By Daniel Ross
Ten years ago, two climate scientists, Mark Jacobson and Mark Delucchi, published a groundbreaking article in Scientific American outlining a road map for becoming 100 percent reliant on energy generated by water, wind and sun by 2030. This was something that needed to be done “if the world has any hope of slowing climate change,” the researchers warned at the time.
The article proved incendiary. “First of all, nobody believed it when we put out that paper in 2009,” Jacobson, a professor of civil and environmental engineering at Stanford University, told Truthout. “It was a very pie-in-the-sky thought. There was a lot of criticism of it, and the negativity around the response was enough to make anybody depressed.”
Jacobson is less depressed than he was a decade ago, despite the precarious position that climate change puts us in. Yes, Jacobson’s timeframe has been modified. “We’re shooting for this goal of 80 percent [renewables] by 2030 and 100 percent by 2050, or ideally before 2050.” That said, “I’m actually more optimistic now that it can be done because a lot of things have come together, such as lower costs of renewables like wind and solar,” as well as batteries and electric cars, he added.
Nevertheless, Jacobson’s glass-half-full predictions still face enormous political, social, financial and regulatory obstacles that make the rapid adoption of renewables daunting, to say the least.
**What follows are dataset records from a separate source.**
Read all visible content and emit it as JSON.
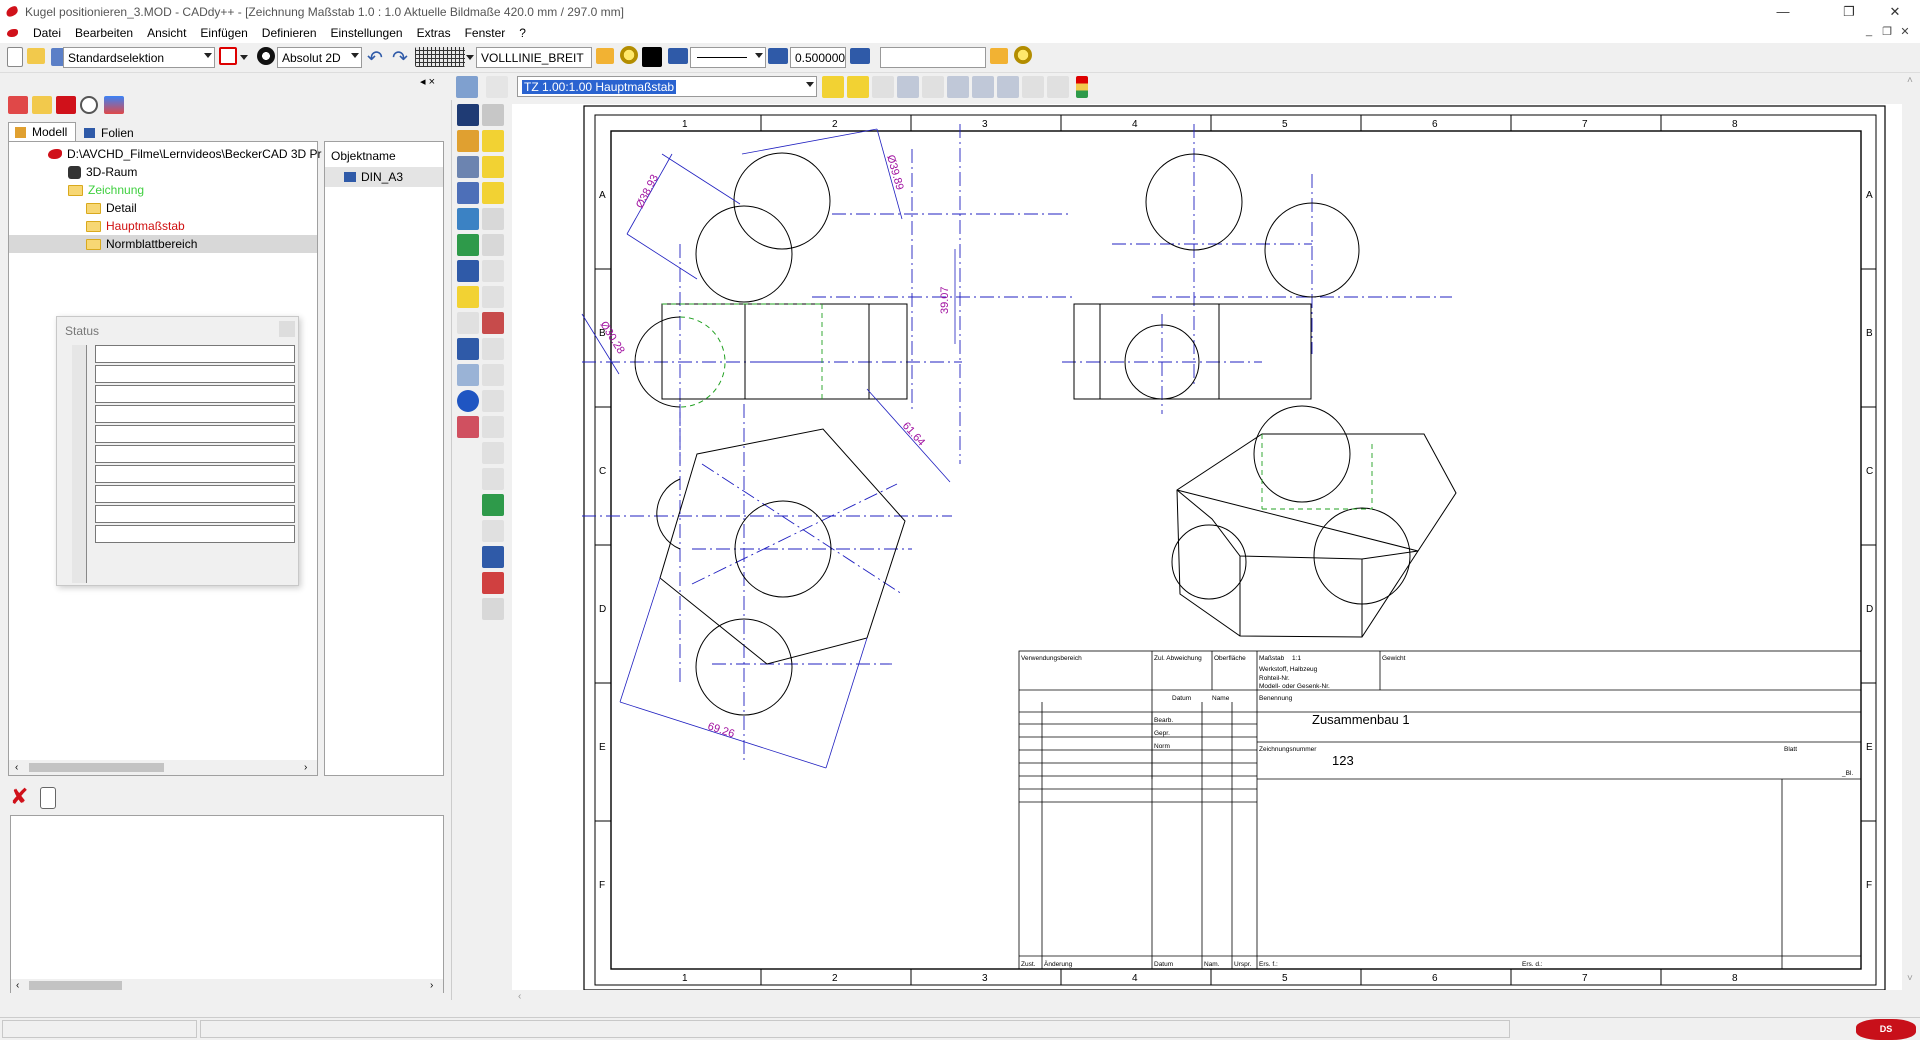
{
  "window": {
    "title": "Kugel positionieren_3.MOD  -  CADdy++ - [Zeichnung   Maßstab 1.0 : 1.0   Aktuelle Bildmaße 420.0 mm / 297.0 mm]",
    "minimize": "—",
    "maximize": "❐",
    "close": "✕"
  },
  "menu": [
    "Datei",
    "Bearbeiten",
    "Ansicht",
    "Einfügen",
    "Definieren",
    "Einstellungen",
    "Extras",
    "Fenster",
    "?"
  ],
  "toolbar": {
    "selection_mode": "Standardselektion",
    "coord_mode": "Absolut 2D",
    "line_type": "VOLLLINIE_BREIT",
    "line_width": "0.500000",
    "search_value": ""
  },
  "view_toolbar": {
    "scale_zone": "TZ 1.00:1.00 Hauptmaßstab"
  },
  "left_panel": {
    "tabs": [
      "Modell",
      "Folien"
    ],
    "tree": [
      {
        "label": "D:\\AVCHD_Filme\\Lernvideos\\BeckerCAD 3D Pr",
        "color": "#000"
      },
      {
        "label": "3D-Raum",
        "color": "#000"
      },
      {
        "label": "Zeichnung",
        "color": "#3fcf3f"
      },
      {
        "label": "Detail",
        "color": "#000"
      },
      {
        "label": "Hauptmaßstab",
        "color": "#d01010"
      },
      {
        "label": "Normblattbereich",
        "color": "#000"
      }
    ],
    "object_header": "Objektname",
    "objects": [
      "DIN_A3"
    ],
    "status_title": "Status"
  },
  "drawing": {
    "dimensions": {
      "d1": "Ø38.93",
      "d2": "Ø39.89",
      "d3": "Ø30.28",
      "d4": "39.07",
      "d5": "61.64",
      "d6": "69.26"
    },
    "column_labels": [
      "1",
      "2",
      "3",
      "4",
      "5",
      "6",
      "7",
      "8"
    ],
    "row_labels": [
      "A",
      "B",
      "C",
      "D",
      "E",
      "F"
    ],
    "title_block": {
      "verwendung": "Verwendungsbereich",
      "zul_abweichung": "Zul. Abweichung",
      "oberflaeche": "Oberfläche",
      "massstab_label": "Maßstab",
      "massstab_value": "1:1",
      "gewicht": "Gewicht",
      "werkstoff": "Werkstoff, Halbzeug",
      "rohteil": "Rohteil-Nr.",
      "modell": "Modell- oder Gesenk-Nr.",
      "datum": "Datum",
      "name": "Name",
      "bearb": "Bearb.",
      "gepr": "Gepr.",
      "norm": "Norm",
      "benennung": "Benennung",
      "benennung_value": "Zusammenbau 1",
      "zeichnungsnummer": "Zeichnungsnummer",
      "zeichnungsnummer_value": "123",
      "blatt": "Blatt",
      "bl": "_Bl.",
      "zust": "Zust.",
      "aenderung": "Änderung",
      "datum2": "Datum",
      "nam": "Nam.",
      "urspr": "Urspr.",
      "ers_f": "Ers. f.:",
      "ers_d": "Ers. d.:"
    }
  }
}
Indeed, the International Energy Agency (IEA) reported in May that investment in energy efficiency and renewables had stalled in 2018, while capital spending on oil, gas and coal supply rebounded.
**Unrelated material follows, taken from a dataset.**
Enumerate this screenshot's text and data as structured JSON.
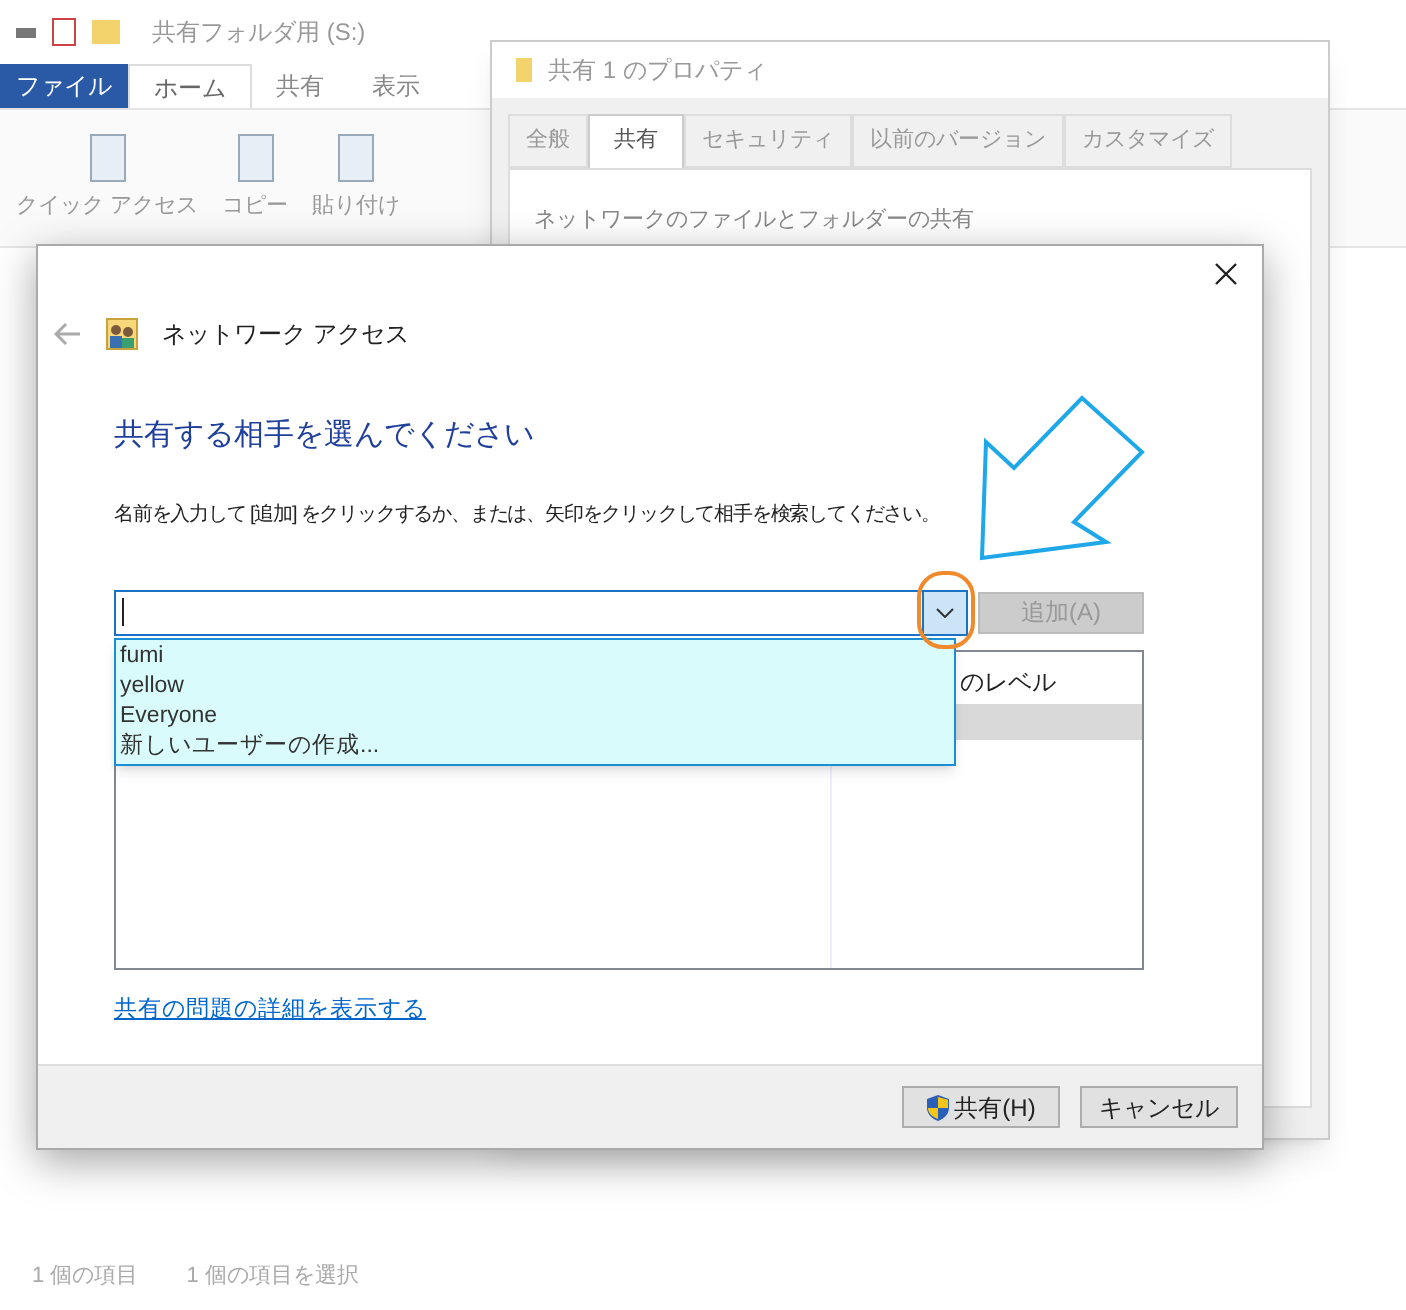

“We need a serious conversation about these issues to get there,” said Sam Thernstrom, founder and CEO of the Energy Innovation Reform Project, a nonprofit advanced energy technology advocacy group based in Arlington, Virginia, about the push for 100 percent renewables. “That conversation, it’s starting to happen, but it is painfully slow and difficult.”
Where Are We Now?
Last year’s Intergovernmental Panel on Climate Change (IPCC) report spelled out the dire environmental and humanitarian consequences should the Earth warm more than 1.5 degrees Celsius (1,5°C) over pre-industrial levels. To prevent this from happening, carbon emissions must be slashed to net zero by around 2050. The IPCC report lays out a series of scenarios in which the world is kept from warming over the 1.5°C threshold. In many of the scenarios where there is little to no overshoot, renewables must make up 70 to 85 percent of electricity by 2050.
According to the IEA, however, renewables generated only 24 percent of the electricity consumed in 2017, and by 2023, they’re forecasted to meet only 30 percent of electrical demand.
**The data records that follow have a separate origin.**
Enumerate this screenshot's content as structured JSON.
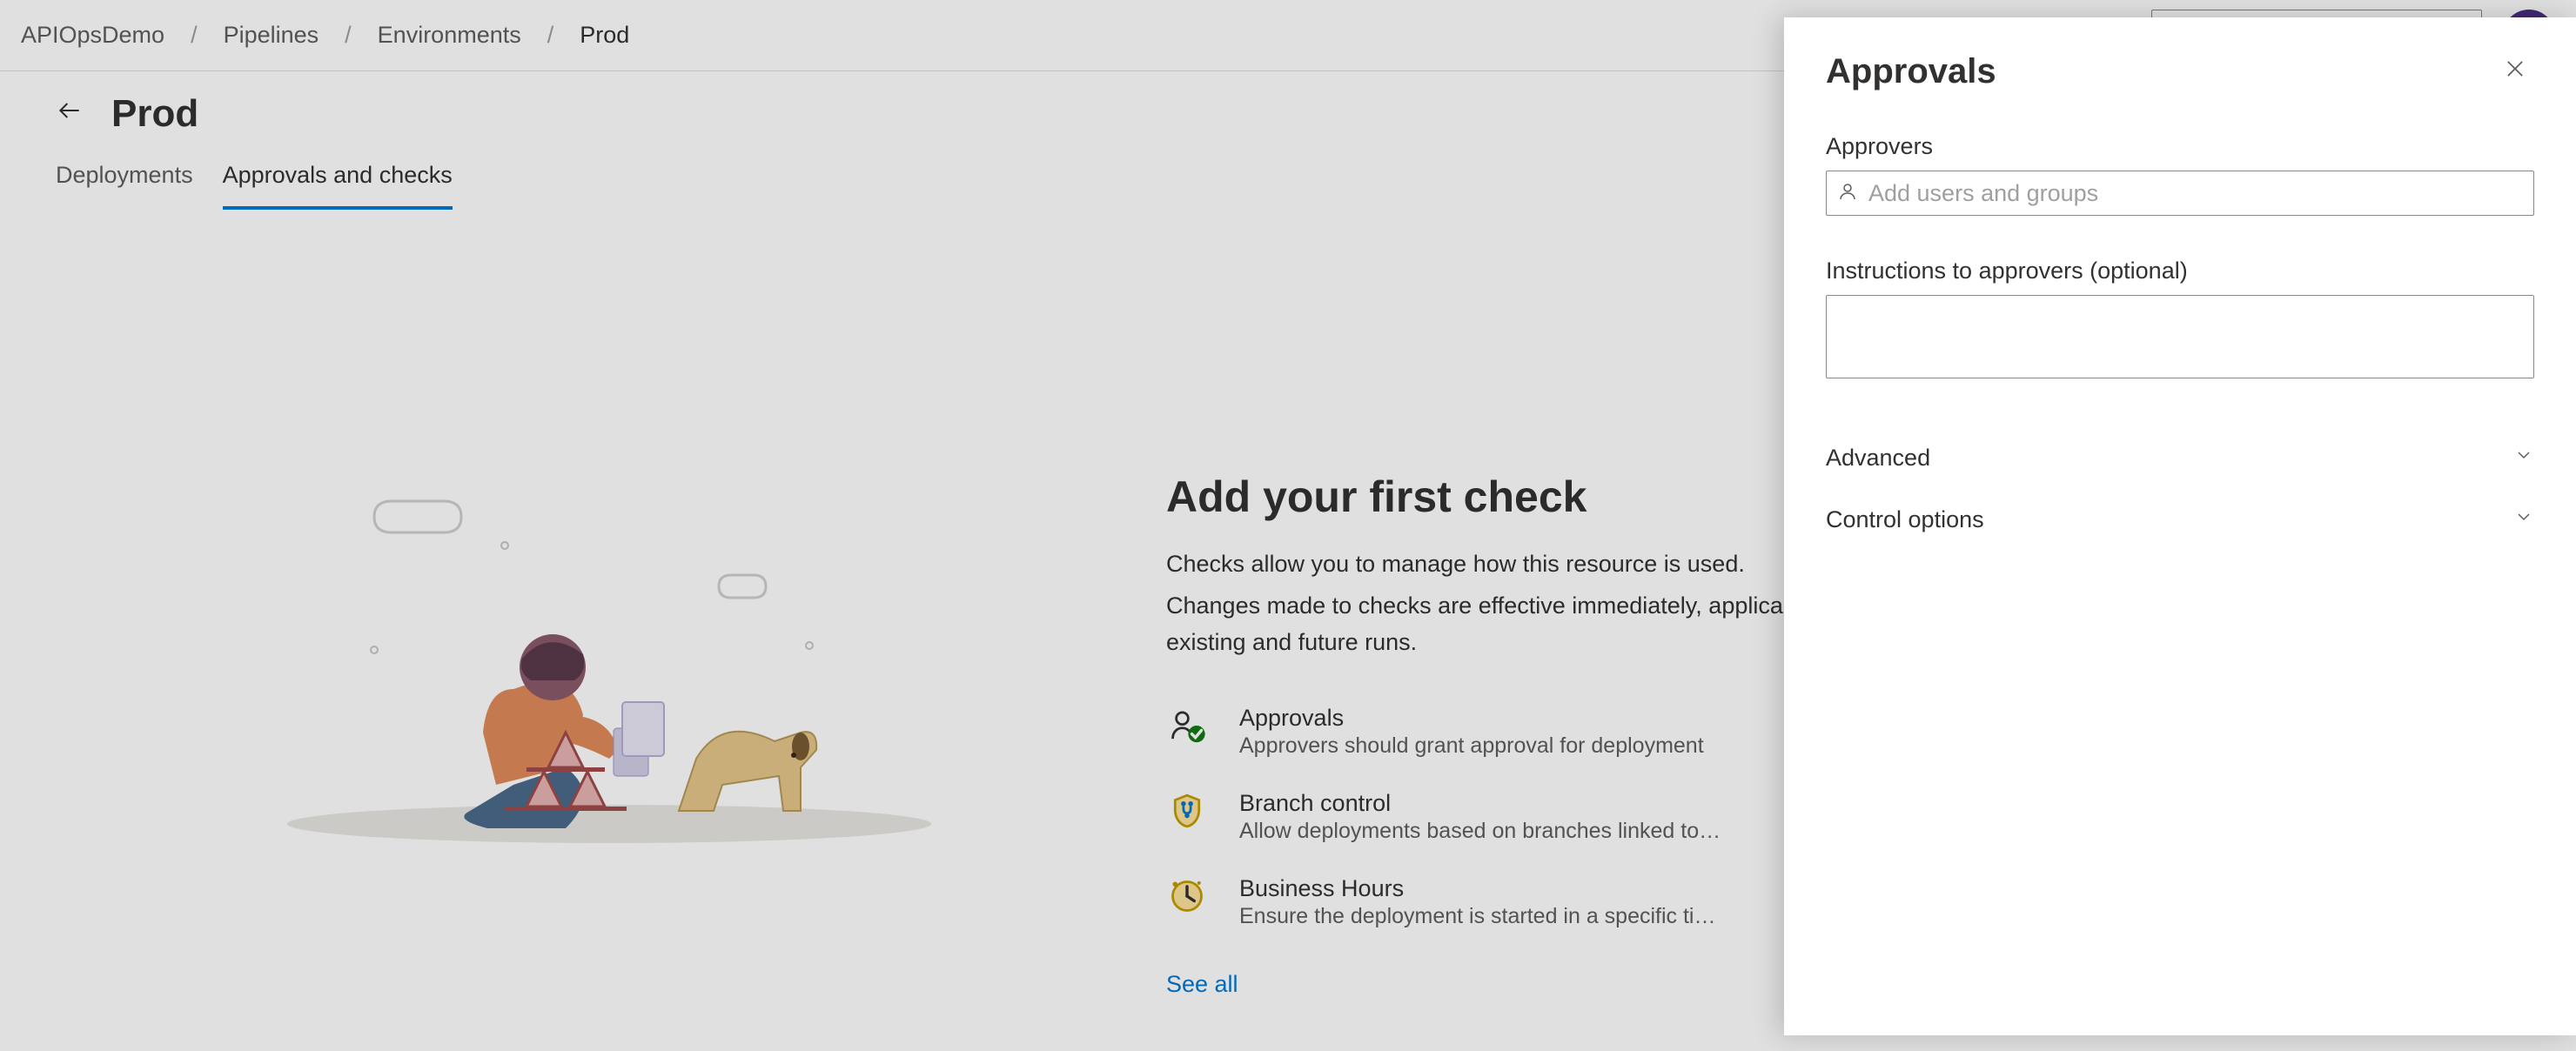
{
  "breadcrumbs": {
    "items": [
      "APIOpsDemo",
      "Pipelines",
      "Environments",
      "Prod"
    ]
  },
  "page": {
    "title": "Prod"
  },
  "tabs": {
    "deployments": "Deployments",
    "approvals": "Approvals and checks"
  },
  "empty": {
    "title": "Add your first check",
    "line1": "Checks allow you to manage how this resource is used.",
    "line2": "Changes made to checks are effective immediately, applicable to all existing and future runs.",
    "checks": {
      "approvals": {
        "title": "Approvals",
        "sub": "Approvers should grant approval for deployment"
      },
      "branch": {
        "title": "Branch control",
        "sub": "Allow deployments based on branches linked to the run"
      },
      "hours": {
        "title": "Business Hours",
        "sub": "Ensure the deployment is started in a specific time window"
      }
    },
    "see_all": "See all"
  },
  "panel": {
    "title": "Approvals",
    "approvers_label": "Approvers",
    "approvers_placeholder": "Add users and groups",
    "instructions_label": "Instructions to approvers (optional)",
    "advanced": "Advanced",
    "control_options": "Control options"
  }
}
What’s more, according to the IEA, electricity accounts for only a fifth of global energy consumption. The share of renewables in the transportation and heating sectors, therefore, will have to similarly expand in the next few years and decades if the worst impacts from climate change are to be avoided — a challenge complicated by anticipated global population growth. The IEA’s calculations show that even if the share of renewables in global energy demand grows as expected by one-fifth over the next five years, it still will come out at barely more than 12 percent by 2023.
“I think this transition [to renewables] will happen,” said Chris Smith, a research fellow in physical climate change at the University of Leeds, England. “The question is, will it happen fast enough? Personally, I think not. I don’t think we’re headed for 4 degrees [Celsius] of warming, but I’d be very surprised if we managed to limit it to one and a half.”
When it comes to slashing carbon emissions to zero by mid-century, there are essentially two very broadly drawn camps. On one side are those who believe that renewables can be scaled up in time to meet the world’s energy demands across the three main sectors (electricity, heating and transportation).
On the other are those who believe that renewables alone won’t cut it if the world is to achieve zero net emissions by the middle of this century. They argue that, as we’re weaned from fossil fuels, we’ll still have to rely on things like nuclear power and carbon capture and storage (CCS) to help buttress the power grid.
Looking at both sides is Mark Delucchi, co-author of the seminal Scientific American article 10 years ago, who is now a research scientist at the University of California at Berkeley. “If you’re doing a cost-benefit analysis, which is a tool that I use to evaluate these things, you want to start with as broad a collection of options as possible,” he said. “You don’t decide a priori that every conceivable option will end up in the final highest net benefit solution.”
Delucchi’s recent cost analysis of clean energy systems didn’t include options like nuclear and CCS, as it was designed to look at the cost and technical feasibility of only those options that provide the highest environmental benefits and lowest risks; i.e., those with zero emissions and no catastrophic safety concerns, like wind and solar.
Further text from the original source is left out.